My mom has always been a great supporter. I was diagnosed when I was 4, so she was always the one to take care of me from day 1. She checked my bloodsugar and gave me my insulin shots before I learned to do those things myself. She managed my diet and made sure I was doing well. Many nights, she was the one to wake up at 4am to check my bloodsugar, and she would come running when my older sister would yell for my parents if I was low in the middle of the night. (not that I really remember those moments! And, to clarify, my dad would come running too… but I think it was usually mom who would make it up the stairs first.) Here's a picture of my mom and I at my baptism (before the big D). I'm pretty sure my dad took this photo.
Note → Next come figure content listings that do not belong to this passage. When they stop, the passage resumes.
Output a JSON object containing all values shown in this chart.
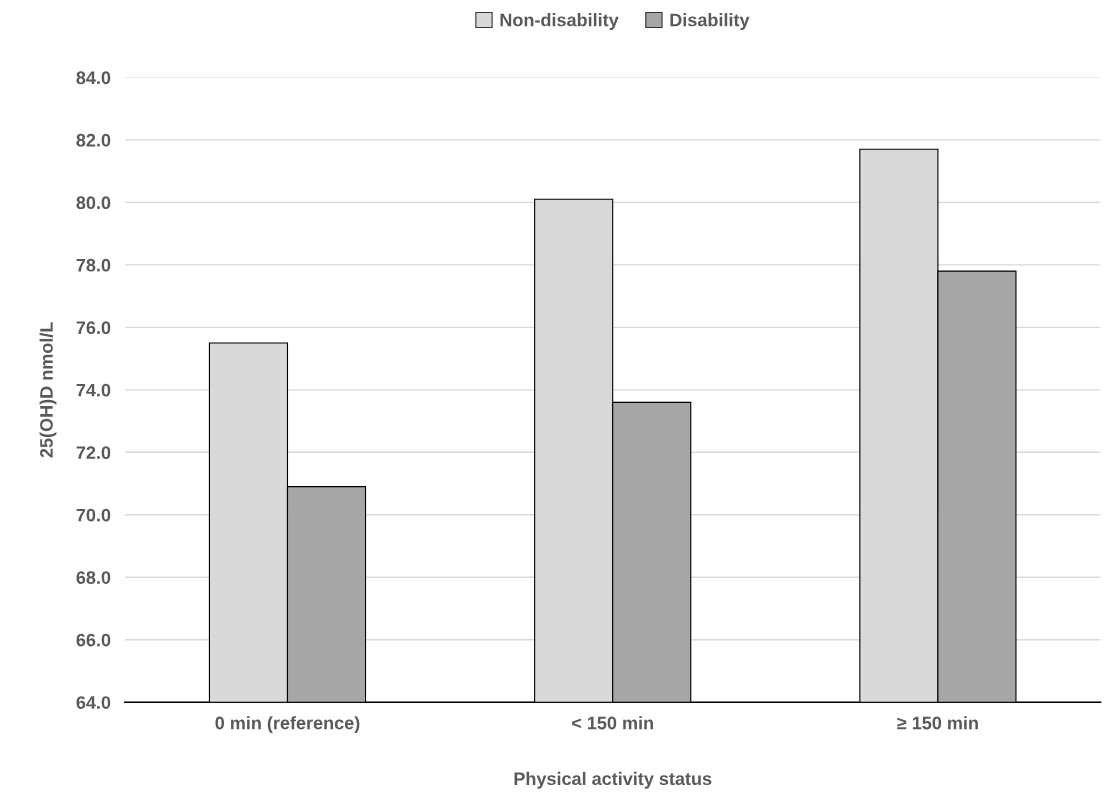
{
  "chart_data": {
    "type": "bar",
    "xlabel": "Physical activity status",
    "ylabel": "25(OH)D nmol/L",
    "categories": [
      "0 min (reference)",
      "< 150 min",
      "≥ 150 min"
    ],
    "series": [
      {
        "name": "Non-disability",
        "color": "#d9d9d9",
        "values": [
          75.5,
          80.1,
          81.7
        ]
      },
      {
        "name": "Disability",
        "color": "#a6a6a6",
        "values": [
          70.9,
          73.6,
          77.8
        ]
      }
    ],
    "ylim": [
      64,
      84
    ],
    "yticks": [
      {
        "value": 64,
        "label": "64.0"
      },
      {
        "value": 66,
        "label": "66.0"
      },
      {
        "value": 68,
        "label": "68.0"
      },
      {
        "value": 70,
        "label": "70.0"
      },
      {
        "value": 72,
        "label": "72.0"
      },
      {
        "value": 74,
        "label": "74.0"
      },
      {
        "value": 76,
        "label": "76.0"
      },
      {
        "value": 78,
        "label": "78.0"
      },
      {
        "value": 80,
        "label": "80.0"
      },
      {
        "value": 82,
        "label": "82.0"
      },
      {
        "value": 84,
        "label": "84.0"
      }
    ],
    "grid": "y",
    "legend": "top"
  }
}
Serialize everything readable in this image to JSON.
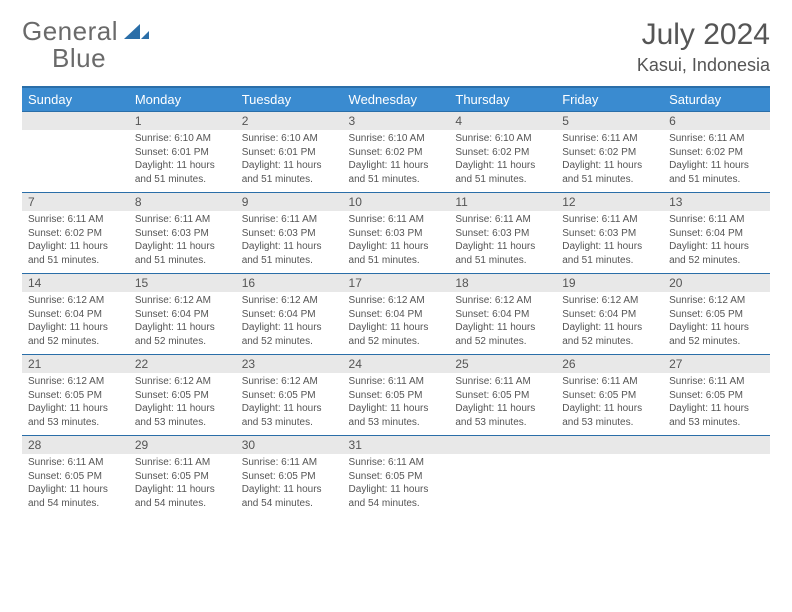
{
  "logo": {
    "word1": "General",
    "word2": "Blue"
  },
  "title": "July 2024",
  "subtitle": "Kasui, Indonesia",
  "colors": {
    "header_bg": "#3a8bd0",
    "header_border": "#2a6ea8",
    "daynum_bg": "#e8e8e8",
    "text": "#555555",
    "logo_blue": "#2a6ea8"
  },
  "weekdays": [
    "Sunday",
    "Monday",
    "Tuesday",
    "Wednesday",
    "Thursday",
    "Friday",
    "Saturday"
  ],
  "weeks": [
    [
      {
        "day": "",
        "sunrise": "",
        "sunset": "",
        "daylight": ""
      },
      {
        "day": "1",
        "sunrise": "Sunrise: 6:10 AM",
        "sunset": "Sunset: 6:01 PM",
        "daylight": "Daylight: 11 hours and 51 minutes."
      },
      {
        "day": "2",
        "sunrise": "Sunrise: 6:10 AM",
        "sunset": "Sunset: 6:01 PM",
        "daylight": "Daylight: 11 hours and 51 minutes."
      },
      {
        "day": "3",
        "sunrise": "Sunrise: 6:10 AM",
        "sunset": "Sunset: 6:02 PM",
        "daylight": "Daylight: 11 hours and 51 minutes."
      },
      {
        "day": "4",
        "sunrise": "Sunrise: 6:10 AM",
        "sunset": "Sunset: 6:02 PM",
        "daylight": "Daylight: 11 hours and 51 minutes."
      },
      {
        "day": "5",
        "sunrise": "Sunrise: 6:11 AM",
        "sunset": "Sunset: 6:02 PM",
        "daylight": "Daylight: 11 hours and 51 minutes."
      },
      {
        "day": "6",
        "sunrise": "Sunrise: 6:11 AM",
        "sunset": "Sunset: 6:02 PM",
        "daylight": "Daylight: 11 hours and 51 minutes."
      }
    ],
    [
      {
        "day": "7",
        "sunrise": "Sunrise: 6:11 AM",
        "sunset": "Sunset: 6:02 PM",
        "daylight": "Daylight: 11 hours and 51 minutes."
      },
      {
        "day": "8",
        "sunrise": "Sunrise: 6:11 AM",
        "sunset": "Sunset: 6:03 PM",
        "daylight": "Daylight: 11 hours and 51 minutes."
      },
      {
        "day": "9",
        "sunrise": "Sunrise: 6:11 AM",
        "sunset": "Sunset: 6:03 PM",
        "daylight": "Daylight: 11 hours and 51 minutes."
      },
      {
        "day": "10",
        "sunrise": "Sunrise: 6:11 AM",
        "sunset": "Sunset: 6:03 PM",
        "daylight": "Daylight: 11 hours and 51 minutes."
      },
      {
        "day": "11",
        "sunrise": "Sunrise: 6:11 AM",
        "sunset": "Sunset: 6:03 PM",
        "daylight": "Daylight: 11 hours and 51 minutes."
      },
      {
        "day": "12",
        "sunrise": "Sunrise: 6:11 AM",
        "sunset": "Sunset: 6:03 PM",
        "daylight": "Daylight: 11 hours and 51 minutes."
      },
      {
        "day": "13",
        "sunrise": "Sunrise: 6:11 AM",
        "sunset": "Sunset: 6:04 PM",
        "daylight": "Daylight: 11 hours and 52 minutes."
      }
    ],
    [
      {
        "day": "14",
        "sunrise": "Sunrise: 6:12 AM",
        "sunset": "Sunset: 6:04 PM",
        "daylight": "Daylight: 11 hours and 52 minutes."
      },
      {
        "day": "15",
        "sunrise": "Sunrise: 6:12 AM",
        "sunset": "Sunset: 6:04 PM",
        "daylight": "Daylight: 11 hours and 52 minutes."
      },
      {
        "day": "16",
        "sunrise": "Sunrise: 6:12 AM",
        "sunset": "Sunset: 6:04 PM",
        "daylight": "Daylight: 11 hours and 52 minutes."
      },
      {
        "day": "17",
        "sunrise": "Sunrise: 6:12 AM",
        "sunset": "Sunset: 6:04 PM",
        "daylight": "Daylight: 11 hours and 52 minutes."
      },
      {
        "day": "18",
        "sunrise": "Sunrise: 6:12 AM",
        "sunset": "Sunset: 6:04 PM",
        "daylight": "Daylight: 11 hours and 52 minutes."
      },
      {
        "day": "19",
        "sunrise": "Sunrise: 6:12 AM",
        "sunset": "Sunset: 6:04 PM",
        "daylight": "Daylight: 11 hours and 52 minutes."
      },
      {
        "day": "20",
        "sunrise": "Sunrise: 6:12 AM",
        "sunset": "Sunset: 6:05 PM",
        "daylight": "Daylight: 11 hours and 52 minutes."
      }
    ],
    [
      {
        "day": "21",
        "sunrise": "Sunrise: 6:12 AM",
        "sunset": "Sunset: 6:05 PM",
        "daylight": "Daylight: 11 hours and 53 minutes."
      },
      {
        "day": "22",
        "sunrise": "Sunrise: 6:12 AM",
        "sunset": "Sunset: 6:05 PM",
        "daylight": "Daylight: 11 hours and 53 minutes."
      },
      {
        "day": "23",
        "sunrise": "Sunrise: 6:12 AM",
        "sunset": "Sunset: 6:05 PM",
        "daylight": "Daylight: 11 hours and 53 minutes."
      },
      {
        "day": "24",
        "sunrise": "Sunrise: 6:11 AM",
        "sunset": "Sunset: 6:05 PM",
        "daylight": "Daylight: 11 hours and 53 minutes."
      },
      {
        "day": "25",
        "sunrise": "Sunrise: 6:11 AM",
        "sunset": "Sunset: 6:05 PM",
        "daylight": "Daylight: 11 hours and 53 minutes."
      },
      {
        "day": "26",
        "sunrise": "Sunrise: 6:11 AM",
        "sunset": "Sunset: 6:05 PM",
        "daylight": "Daylight: 11 hours and 53 minutes."
      },
      {
        "day": "27",
        "sunrise": "Sunrise: 6:11 AM",
        "sunset": "Sunset: 6:05 PM",
        "daylight": "Daylight: 11 hours and 53 minutes."
      }
    ],
    [
      {
        "day": "28",
        "sunrise": "Sunrise: 6:11 AM",
        "sunset": "Sunset: 6:05 PM",
        "daylight": "Daylight: 11 hours and 54 minutes."
      },
      {
        "day": "29",
        "sunrise": "Sunrise: 6:11 AM",
        "sunset": "Sunset: 6:05 PM",
        "daylight": "Daylight: 11 hours and 54 minutes."
      },
      {
        "day": "30",
        "sunrise": "Sunrise: 6:11 AM",
        "sunset": "Sunset: 6:05 PM",
        "daylight": "Daylight: 11 hours and 54 minutes."
      },
      {
        "day": "31",
        "sunrise": "Sunrise: 6:11 AM",
        "sunset": "Sunset: 6:05 PM",
        "daylight": "Daylight: 11 hours and 54 minutes."
      },
      {
        "day": "",
        "sunrise": "",
        "sunset": "",
        "daylight": ""
      },
      {
        "day": "",
        "sunrise": "",
        "sunset": "",
        "daylight": ""
      },
      {
        "day": "",
        "sunrise": "",
        "sunset": "",
        "daylight": ""
      }
    ]
  ]
}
My entire family has always given me fantastic support. As I already mentioned, it was my older sister who would sound the alarm when I’d have a low over night. She also stole and ran away with a huge syringe of insulin that a babysitter once tried to give me while my parents were out at dinner one night. (Hello, lifesaver!)
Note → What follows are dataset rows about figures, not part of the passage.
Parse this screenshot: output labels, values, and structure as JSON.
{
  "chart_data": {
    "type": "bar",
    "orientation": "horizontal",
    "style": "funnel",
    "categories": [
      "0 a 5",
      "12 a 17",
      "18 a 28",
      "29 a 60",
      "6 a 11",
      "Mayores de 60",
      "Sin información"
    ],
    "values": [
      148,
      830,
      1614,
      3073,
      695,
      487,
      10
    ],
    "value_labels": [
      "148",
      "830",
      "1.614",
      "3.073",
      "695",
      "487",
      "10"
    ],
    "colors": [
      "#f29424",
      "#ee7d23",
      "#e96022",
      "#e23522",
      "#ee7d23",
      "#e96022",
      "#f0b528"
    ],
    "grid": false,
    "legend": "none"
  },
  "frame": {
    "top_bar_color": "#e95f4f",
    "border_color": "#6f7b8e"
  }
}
Now that I’ve flown the nest, so to speak, my husband has been awesome. Though he and I don’t necessarily follow a recommended diet for someone like me, he does always remind me to “check my bloods,” encourages me to work out, and checks in to make sure my “bloods are ok.” (Oh, and the diet thing is not his fault! I like my refined carbs! But you’ll read more on that tomorrow…)
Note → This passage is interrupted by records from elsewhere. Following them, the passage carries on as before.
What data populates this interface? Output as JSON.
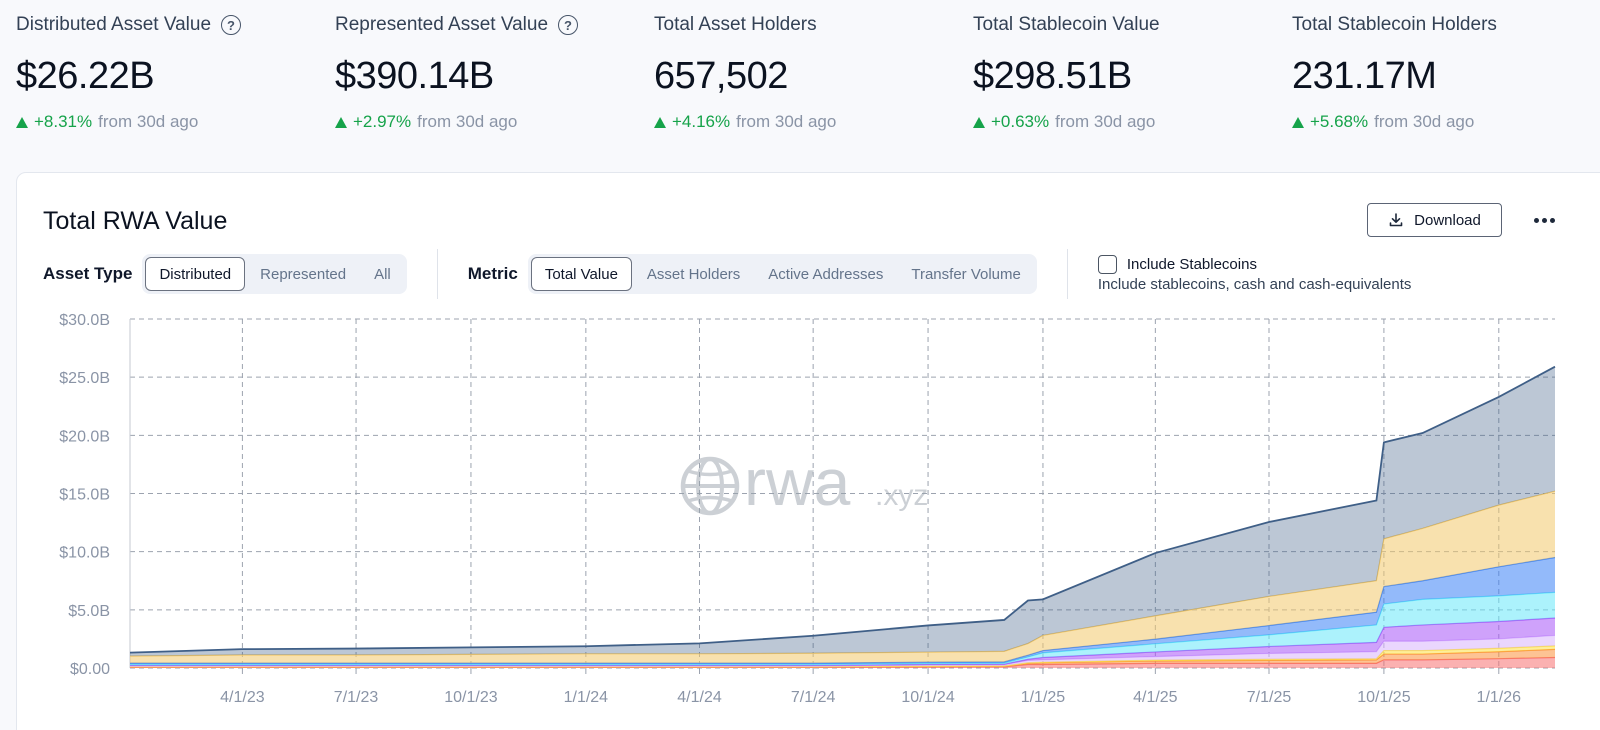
{
  "stats": [
    {
      "label": "Distributed Asset Value",
      "value": "$26.22B",
      "change": "+8.31%",
      "suffix": "from 30d ago",
      "help": true
    },
    {
      "label": "Represented Asset Value",
      "value": "$390.14B",
      "change": "+2.97%",
      "suffix": "from 30d ago",
      "help": true
    },
    {
      "label": "Total Asset Holders",
      "value": "657,502",
      "change": "+4.16%",
      "suffix": "from 30d ago",
      "help": false
    },
    {
      "label": "Total Stablecoin Value",
      "value": "$298.51B",
      "change": "+0.63%",
      "suffix": "from 30d ago",
      "help": false
    },
    {
      "label": "Total Stablecoin Holders",
      "value": "231.17M",
      "change": "+5.68%",
      "suffix": "from 30d ago",
      "help": false
    }
  ],
  "help_glyph": "?",
  "card": {
    "title": "Total RWA Value",
    "download_label": "Download",
    "asset_type_label": "Asset Type",
    "asset_types": [
      "Distributed",
      "Represented",
      "All"
    ],
    "asset_type_selected": "Distributed",
    "metric_label": "Metric",
    "metrics": [
      "Total Value",
      "Asset Holders",
      "Active Addresses",
      "Transfer Volume"
    ],
    "metric_selected": "Total Value",
    "stablecoins_label": "Include Stablecoins",
    "stablecoins_desc": "Include stablecoins, cash and cash-equivalents",
    "stablecoins_checked": false
  },
  "watermark": {
    "main": "rwa",
    "suffix": ".xyz"
  },
  "colors": {
    "positive": "#16a34a",
    "series": [
      "#f87171",
      "#fb923c",
      "#fde047",
      "#d8b4fe",
      "#a855f7",
      "#67e8f9",
      "#3b82f6",
      "#f3c96b",
      "#3f5f87"
    ]
  },
  "chart_data": {
    "type": "area",
    "stacked": true,
    "grid": true,
    "ylim": [
      0,
      30
    ],
    "y_ticks": [
      "$0.00",
      "$5.0B",
      "$10.0B",
      "$15.0B",
      "$20.0B",
      "$25.0B",
      "$30.0B"
    ],
    "x_ticks": [
      "4/1/23",
      "7/1/23",
      "10/1/23",
      "1/1/24",
      "4/1/24",
      "7/1/24",
      "10/1/24",
      "1/1/25",
      "4/1/25",
      "7/1/25",
      "10/1/25",
      "1/1/26"
    ],
    "x": [
      "2023-01-01",
      "2023-04-01",
      "2023-07-01",
      "2023-10-01",
      "2024-01-01",
      "2024-04-01",
      "2024-07-01",
      "2024-10-01",
      "2024-12-01",
      "2024-12-20",
      "2025-01-01",
      "2025-04-01",
      "2025-07-01",
      "2025-09-25",
      "2025-10-01",
      "2025-11-01",
      "2026-01-01",
      "2026-02-15"
    ],
    "series": [
      {
        "values": [
          0.05,
          0.05,
          0.05,
          0.05,
          0.05,
          0.05,
          0.05,
          0.08,
          0.1,
          0.3,
          0.3,
          0.4,
          0.4,
          0.4,
          0.7,
          0.7,
          0.8,
          0.9
        ]
      },
      {
        "values": [
          0.05,
          0.05,
          0.05,
          0.05,
          0.05,
          0.05,
          0.05,
          0.05,
          0.05,
          0.1,
          0.15,
          0.2,
          0.25,
          0.3,
          0.5,
          0.5,
          0.6,
          0.7
        ]
      },
      {
        "values": [
          0.02,
          0.02,
          0.02,
          0.02,
          0.02,
          0.02,
          0.02,
          0.03,
          0.03,
          0.05,
          0.05,
          0.08,
          0.1,
          0.1,
          0.3,
          0.3,
          0.3,
          0.3
        ]
      },
      {
        "values": [
          0.05,
          0.05,
          0.05,
          0.05,
          0.05,
          0.05,
          0.05,
          0.1,
          0.1,
          0.2,
          0.2,
          0.3,
          0.5,
          0.6,
          0.8,
          0.8,
          0.8,
          0.9
        ]
      },
      {
        "values": [
          0.05,
          0.05,
          0.05,
          0.05,
          0.05,
          0.05,
          0.05,
          0.05,
          0.05,
          0.1,
          0.2,
          0.4,
          0.6,
          0.8,
          1.2,
          1.4,
          1.5,
          1.5
        ]
      },
      {
        "values": [
          0.1,
          0.1,
          0.1,
          0.1,
          0.1,
          0.1,
          0.1,
          0.1,
          0.1,
          0.2,
          0.4,
          0.7,
          1.0,
          1.5,
          2.0,
          2.2,
          2.2,
          2.2
        ]
      },
      {
        "values": [
          0.1,
          0.1,
          0.1,
          0.1,
          0.1,
          0.1,
          0.1,
          0.1,
          0.1,
          0.15,
          0.2,
          0.4,
          0.8,
          1.1,
          1.5,
          1.6,
          2.5,
          3.0
        ]
      },
      {
        "values": [
          0.6,
          0.7,
          0.7,
          0.75,
          0.8,
          0.8,
          0.85,
          0.85,
          0.9,
          1.0,
          1.3,
          2.0,
          2.5,
          2.7,
          4.1,
          4.5,
          5.3,
          5.7
        ]
      },
      {
        "values": [
          0.3,
          0.5,
          0.55,
          0.6,
          0.65,
          0.9,
          1.5,
          2.3,
          2.7,
          3.7,
          3.1,
          5.4,
          6.4,
          6.9,
          8.3,
          8.2,
          9.3,
          10.7
        ]
      }
    ]
  }
}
I know Mom was nervous when I went off to college, but she was relieved when we found out that my (random) freshman roommate, Maria, was an EMT. (Shout out time: Hey Maria!!) Then, I met up with fellow diabetics when I joined an on-campus organization called WHOOP (Women Helping Out Other People). In fact, it was because one of the co-chairs, Leah, had an insulin pump that I even decided to join WHOOP! Moving to another state for grad school was stressful because I didn’t know anyone out in California yet, so, when I moved in, Mom helped me teach my roommate what to do in case of a low. Then, a few weeks later, I taught a handful of my grad school friends (after I got to know them a little) though, thankfully, none of them ever had to use those skills. It really has been a group effort of all my family and friends. So, a big thank you is due to everyone I know who has helped me deal with this disease! But, special thanks to my family! Y’all are the best!


Anonymous,  May 21, 2010 at 4:13 PM  

It sounds like you have had good fortune with the various people that you have been surrounded by. That picture is beautiful. You both look so happy!